I dunno... have you had trouble with this in actual high-level play?
Not even theoretical trouble in 5e, since I would just house-rule the save progression anyway. The 'trouble' in question, though, was painfully evident in actual experience with 3e, and stood in contrast to my experiences with 1e/2e in which saves improved as you leveled, across-the-board.
Sure, there are six saves, but they aren't all equally important. I'd expect a really high level character to have pretty good scores in the most important saves.
There are three 'important' saves (though really, STR saves aren't that rare, and failing a rare INT or CHA save can have serious consequences), most classes are proficient in only one of them. If it doesn't happen to align with their prime requisite, that's 4 stats they have to boost as they level, so either they neglect one of those entirely, or most of them go up by only a point or two over 20 levels. That's unlikely to get up to 'pretty good.' Now, if feats are available, you can shore up several saves, at the cost of lower stats overall...

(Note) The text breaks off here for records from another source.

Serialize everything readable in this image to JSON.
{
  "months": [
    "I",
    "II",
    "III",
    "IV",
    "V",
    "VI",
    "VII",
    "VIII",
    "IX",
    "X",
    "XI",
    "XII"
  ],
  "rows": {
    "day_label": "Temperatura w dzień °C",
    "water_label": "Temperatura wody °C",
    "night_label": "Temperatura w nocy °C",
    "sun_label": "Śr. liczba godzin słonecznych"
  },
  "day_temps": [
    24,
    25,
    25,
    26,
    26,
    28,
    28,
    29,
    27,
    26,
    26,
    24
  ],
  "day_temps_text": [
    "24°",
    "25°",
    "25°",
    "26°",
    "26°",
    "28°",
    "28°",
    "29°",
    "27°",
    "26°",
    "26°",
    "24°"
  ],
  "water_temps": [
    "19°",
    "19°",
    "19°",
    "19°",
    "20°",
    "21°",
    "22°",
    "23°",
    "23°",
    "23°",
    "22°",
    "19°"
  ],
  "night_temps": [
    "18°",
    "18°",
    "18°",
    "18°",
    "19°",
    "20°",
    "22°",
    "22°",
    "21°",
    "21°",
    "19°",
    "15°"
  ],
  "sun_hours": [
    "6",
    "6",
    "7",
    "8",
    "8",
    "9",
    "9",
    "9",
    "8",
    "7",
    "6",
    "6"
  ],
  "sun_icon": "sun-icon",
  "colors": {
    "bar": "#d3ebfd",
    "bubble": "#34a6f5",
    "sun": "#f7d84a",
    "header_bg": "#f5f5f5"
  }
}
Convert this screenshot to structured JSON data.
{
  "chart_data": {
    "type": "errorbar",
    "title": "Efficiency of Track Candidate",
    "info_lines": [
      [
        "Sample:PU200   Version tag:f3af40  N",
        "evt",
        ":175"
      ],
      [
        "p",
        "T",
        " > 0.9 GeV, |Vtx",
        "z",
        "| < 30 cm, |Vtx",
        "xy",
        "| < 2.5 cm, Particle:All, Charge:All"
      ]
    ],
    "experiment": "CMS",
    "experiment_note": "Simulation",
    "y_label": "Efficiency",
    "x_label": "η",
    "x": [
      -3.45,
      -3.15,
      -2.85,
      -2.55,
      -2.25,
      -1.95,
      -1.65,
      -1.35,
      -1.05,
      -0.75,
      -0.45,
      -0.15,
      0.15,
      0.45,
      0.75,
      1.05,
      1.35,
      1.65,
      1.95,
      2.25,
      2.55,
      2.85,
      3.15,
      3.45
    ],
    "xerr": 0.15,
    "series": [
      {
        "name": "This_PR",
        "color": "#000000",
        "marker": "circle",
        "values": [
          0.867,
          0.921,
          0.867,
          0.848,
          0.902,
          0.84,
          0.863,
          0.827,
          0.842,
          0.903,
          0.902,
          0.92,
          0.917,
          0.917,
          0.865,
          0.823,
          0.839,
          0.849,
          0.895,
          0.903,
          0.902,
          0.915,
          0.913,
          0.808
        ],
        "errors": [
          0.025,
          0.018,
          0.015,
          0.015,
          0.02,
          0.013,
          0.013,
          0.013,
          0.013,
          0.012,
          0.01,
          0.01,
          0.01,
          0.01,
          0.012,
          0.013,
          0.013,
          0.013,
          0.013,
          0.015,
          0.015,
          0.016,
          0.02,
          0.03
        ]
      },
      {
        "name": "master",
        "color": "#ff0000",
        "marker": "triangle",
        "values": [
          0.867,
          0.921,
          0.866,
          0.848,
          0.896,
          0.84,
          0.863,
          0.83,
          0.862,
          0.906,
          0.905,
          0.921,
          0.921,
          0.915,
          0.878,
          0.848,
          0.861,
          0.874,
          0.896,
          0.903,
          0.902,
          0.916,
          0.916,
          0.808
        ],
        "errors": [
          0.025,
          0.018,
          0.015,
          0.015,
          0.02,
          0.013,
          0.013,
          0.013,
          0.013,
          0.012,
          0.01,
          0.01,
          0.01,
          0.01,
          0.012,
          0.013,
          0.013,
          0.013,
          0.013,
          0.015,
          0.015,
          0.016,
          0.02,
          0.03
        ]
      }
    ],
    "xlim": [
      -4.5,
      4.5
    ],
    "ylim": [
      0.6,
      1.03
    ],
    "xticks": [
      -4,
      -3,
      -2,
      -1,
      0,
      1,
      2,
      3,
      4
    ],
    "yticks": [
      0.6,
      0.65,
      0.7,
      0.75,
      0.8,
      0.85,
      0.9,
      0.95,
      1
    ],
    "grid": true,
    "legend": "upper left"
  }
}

And those low-level monsters have pretty low DCs (mummy is DC 11), and they probably wouldn't even get a chance to use their abilities. That mummy would get destroyed before it got within 60 feet of any of the PCs, probably.
Also... in my understanding, low-level monsters are supposed to remain relevant longer in 5E.
Bounded Accuracy - that +4 from proficiency over 20 levels - leaves them relevant. An 8 WIS character would be scared by that mummy on an 11 or less natural roll, 55% of the time. Under the variant I lean towards (prof-2 to 'bad' saves vs full prof for good ones), at 20th, with the same 8 WIS, he'd save on an 8, failing 35% of the time - the monster would still be relevant, but at least the character would have experienced some advancement.
This seems to be a really good summary of the objection to how saving throws work in 5e. While I don't share the objection, it does make me have to think through why it doesn't bother me, because what you're saying there is the kind of thing I would normally agree with.
While I haven't been able to totally figure it out, I think the main reason it doesn't bother me is that almost all characters gain some way of resisting or mitigating the effects of magic through their class advancement, even when it isn't a simple equivalent of more hp (numerical).
I hope you're not thinking of things like 'Indomitable...'
Classes with features that can help with any/all saves:
Bards, Clerics, Druids, Sorcerers, Wizards: Spells (helping directly or indirectly)
Fighters: Indomitable
Monks: Proficiency in all saves
Paladins: Charisma to all saves
Proficiency in all saves works, I'll grant. I'd be satisfied with a +4 over 20 level advancement on all saves, and that's probably what I'll do when I run a campaign to high-level (if that ever seems like a good idea - saves aren't the only thing that make me hesitate to do so, for instance, I feel that running introductory games in organized play does more to help the hobby in the long run). Indomitable is a bad joke without some improvement to saves from leveling, run up against a DC 19 in a non-proficient save, it gives you the privilege of failing twice. But I'll grant that casters can mitigate the problem - and benefit from it more than they suffer, because they can target enemies' bad saves.
Classes with one notable weakness (of the big 3 saves):
Nod. I get that a save weakness differentiates classes. I just don't think it has to leave 20th level characters as bad off as they were at 1st level to achieve that differentiation. Different primary/secondary stats and a lesser difference in proficiency bonus would be quite adequate.
Have you considered that perhaps it is wrong to believe this to be true in 5th edition?
Dump stats are still inevitably a thing in 5e. Ironically enough, especially if feats are used. I give 5e every possible credit for trying to reduce that with countervailing incentives - the current 6-save topic, the wide range of ability checks that can potentially be called for. But, yeah, dump stats are still a thing, and MAD is still a disadvantage. Short of just up and giving all starting PCs straight 14s, I don't think it's going to change.
Is that what is being asked, or might the game be asking the players to fail some saves and find another way to mitigate the effects of failing a save?
Clearly when an untouchable DC is set, the intent is for the PC to fail. In the rough 'spotlight' balance of 5e, that's not entirely unexpected, just a bit heavy-handed. And it's something the DM can deal with on a case-by-case basis. Just call for a DC 17 instead of the 23 in the
module adventure. I'd just give a scaling bonus to non-proficient saves and take care of the issue that way. 5e may have 'problems' like these but it invites you to solve them.